Take three. I thought about ditching the experiment altogether, but I was still holding out hope that it was a fluke. No such luck. Boom, the experiment fell flat. It wasn't that the students could name the cinnamon when it was in their mouth with their noses plugged, it was that they would not acknowledge that there was any difference in taste when their nose was plugged instead of unplugged. They essentially denied that the ground cinnamon had any flavor at all.

I had one last class to try the experiment on. I again considered abandoning the exercise, but at the last minute I decided to change my approach and make the exercise perhaps more about my selling of the experiment (at least in my mind) than about cinnamon.

"I have this amazing experiment. It always works. Always. You will be amazed by it. You will say, 'Oh wow!' and be stunned. And it always works. Do you want to try?"

I felt bad lying to my students, but it was in the name of experimental learning.

I was ready to fall flat on my face yet again but was trying my hardest to sell the success of the cinnamon experiment.
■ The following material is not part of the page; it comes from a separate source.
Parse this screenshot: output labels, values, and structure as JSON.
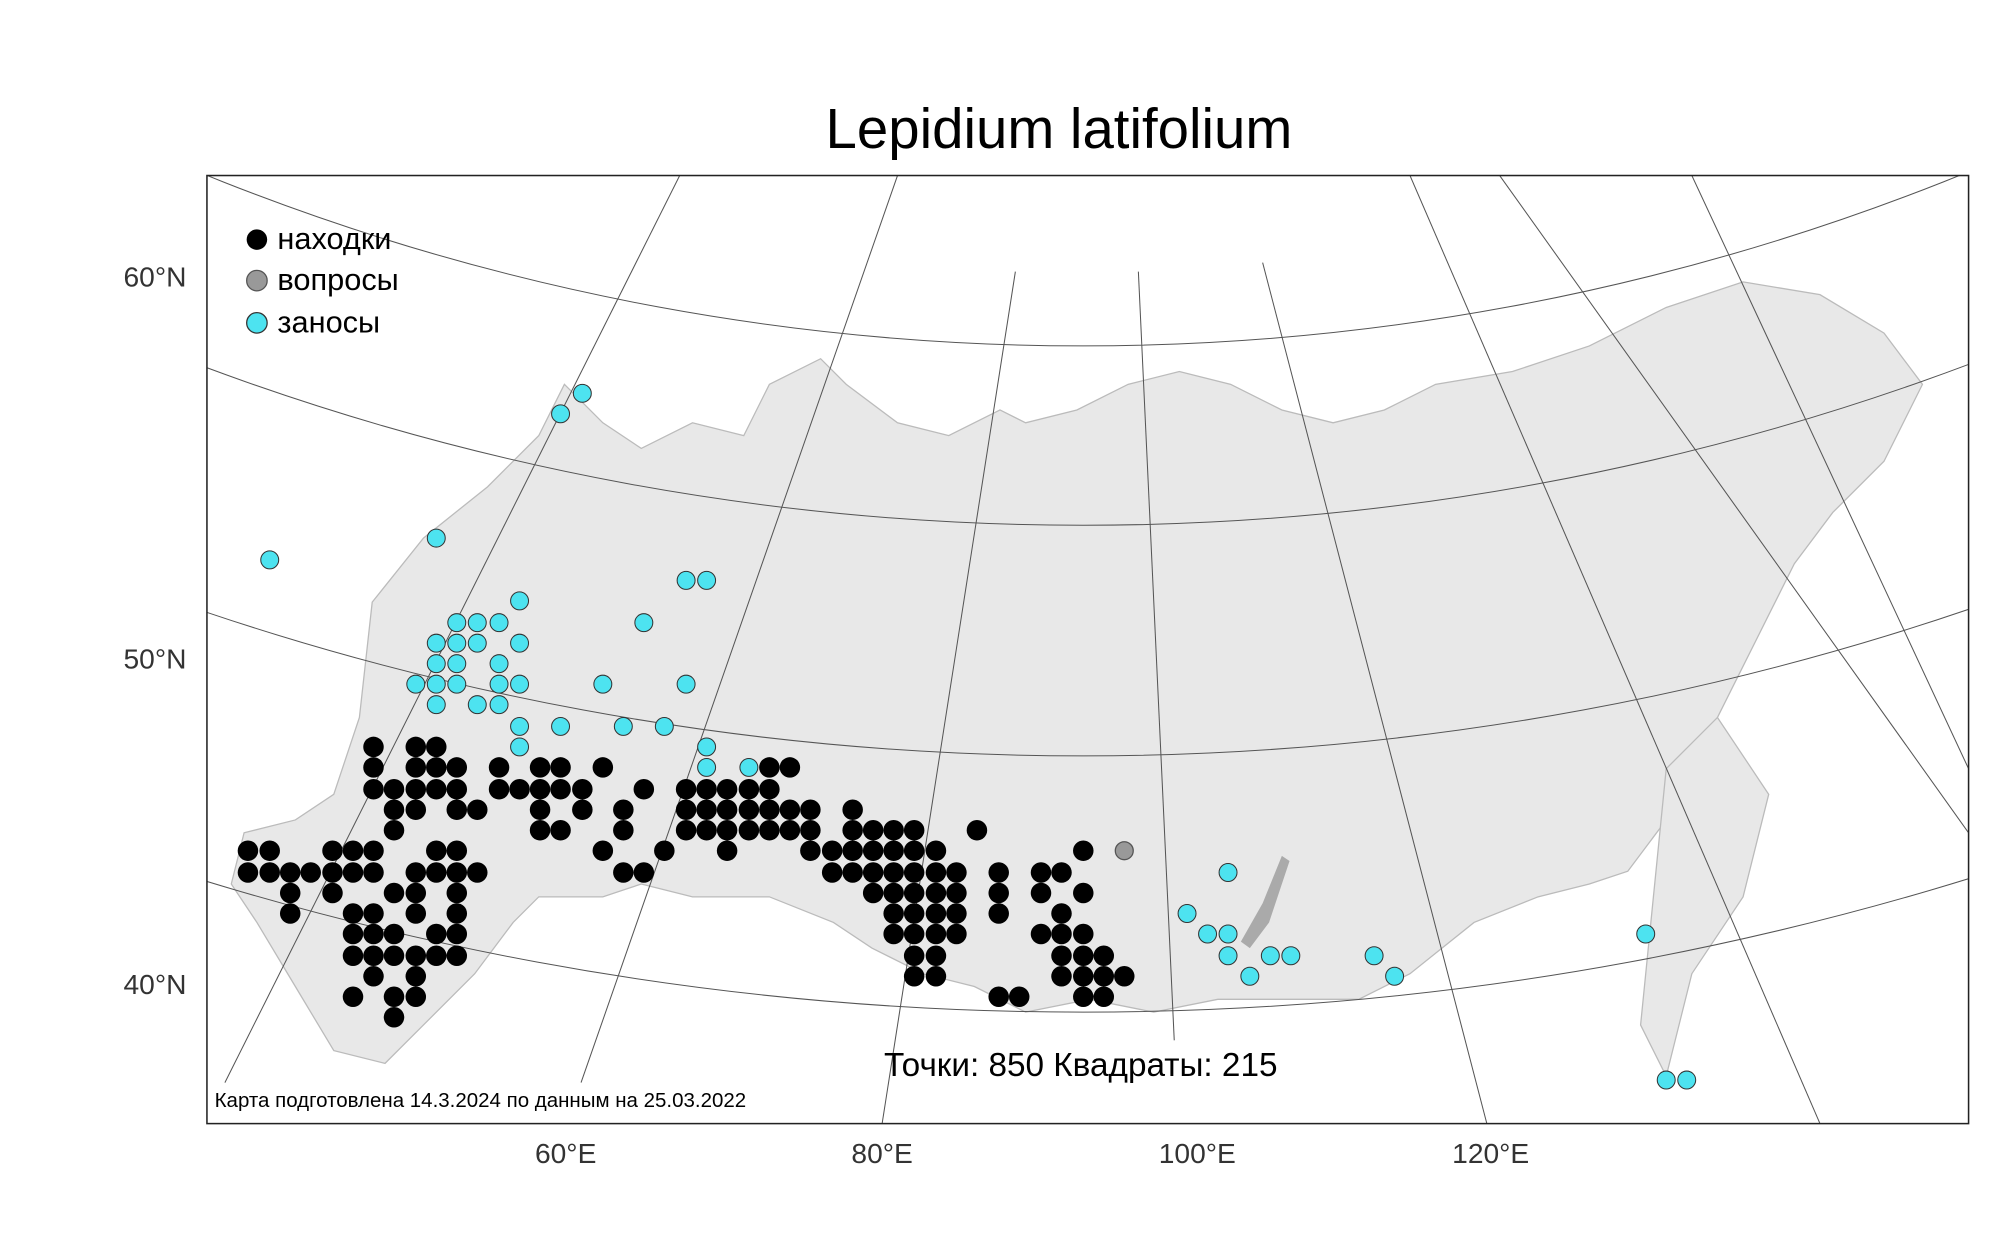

Guess what? It worked! First the student sitting in front of the class could not tell us what was in his mouth. "It's powdery, but I don't know what it is." He unplugged his nose, and his face lit up with recognition. "It's cinnamon," he said confidently.

One-by-one the rest of  the students in the classroom tried it, and even knowing it was cinnamon before they put it in their mouths,they could not perceive its taste. It was a delight to see both experiments work - the cinnamon experiment and my experimental setup for success.

Hopefully I have learned my lesson early this school year, with only three days behind me, go in with full confidence, expecting things to work. Be flexible if learning doesn't go as planned, but quickly regroup and teach as if you are tasting cinnamon for the first time. Go ahead, try it.